Ya sabéis que cuando reseño este tipo de libros intento contar lo menos posible sobre la investigación en sí, porque cualquier mínima pista puede estropearos la lectura. Sí que os digo que el final queda totalmente cerrado y explicado de manera coherente sin sacarse cosas de la manga aunque, siendo honesta, reconozco que tuve claro quién era el asesino durante dos tercios del libro. Obviamente desconocía los motivos, así que mi interés radicaba precisamente en eso, el porqué, más que en el quién. Eso sí, el final post-final, ya centrado en los personajes y sin nada que ver con el caso policial en sí mismo, sí que viene con sorpresa para darle un cierre al libro original y con un punto yo diría que hasta guasón y divertido.
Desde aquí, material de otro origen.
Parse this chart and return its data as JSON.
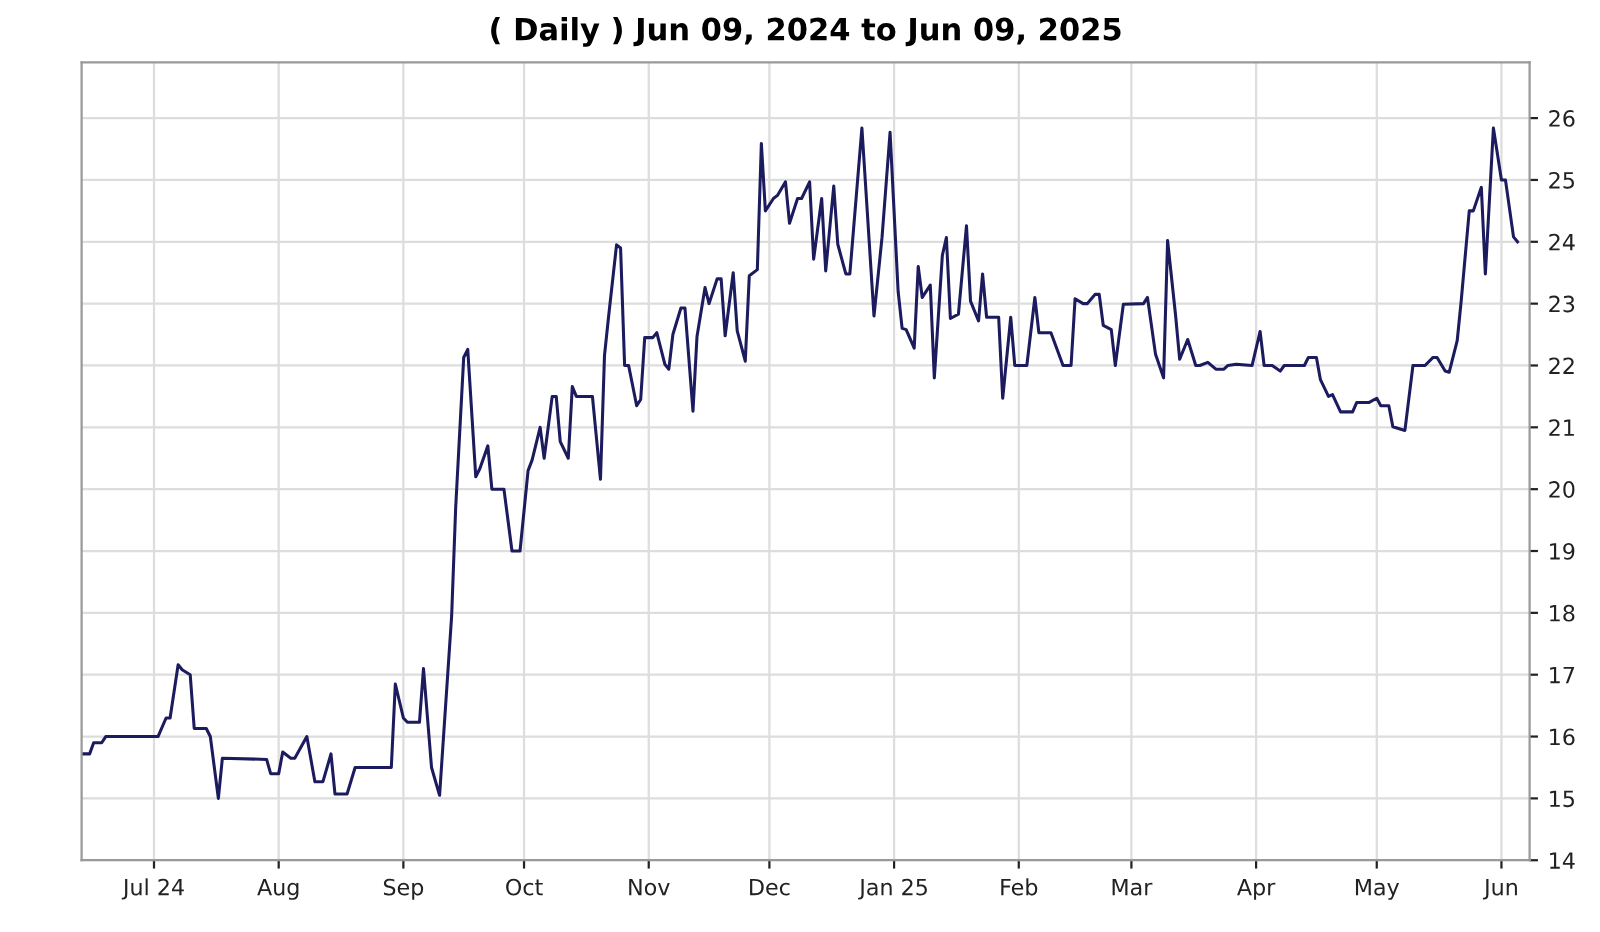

El caso Demichellis es un thriller ágil que va de menos a más y que en la segunda mitad se lee de una sentada. La ambientación en Ibiza le da un plus de originalidad, así como la relación entre todos los personajes, tanto principales como secundarios, de la que no os he dado tampoco ninguna pista porque no debo hacerlo. Además el punto de vista que dan varias subtramas beben de la propia experiencia profesional del autor y nos ofrecen una perspectiva diferente sobre la realidad que nos rodea, con la que se puede estar o no de acuerdo, pero que invita al lector a pensar y reflexionar de un modo crítico sobre cosas que da por sentadas. 

Sé que estáis saturados de novelas de este género, que tendréis muchas pendientes en la estantería (y no dejan de salir nuevas), pero si queréis leer algo diferente, algo alejado de la mesa de novedades y de tremebundas campañas de markéting, de un autor que, ante todo, se nota que quiere entretener y divertir al lector, El caso Demichellis es una lectura muy recomendable, dinámica y fresca.



Francisco Marín González (Castro-Urdiales, Cantabria, 1962). A los nueve años se traslada con su familia a vivir a Benidorm (Alicante), donde transcurrirá toda su juventud. Posteriormente residirá en Valencia, Bellvís (Lleida), San Sebastián y finalmente se afincará en Ibiza, donde vive en la actualidad. Es licenciado en Derecho por la UNED. Estudió tres cursos de Filosofía en la Universidad de Valencia, pero no acabó la carrera. Durante algunos años trabajó como recepcionista de hotel y camarero. Desde 1992 es funcionario de la Administración de Justicia.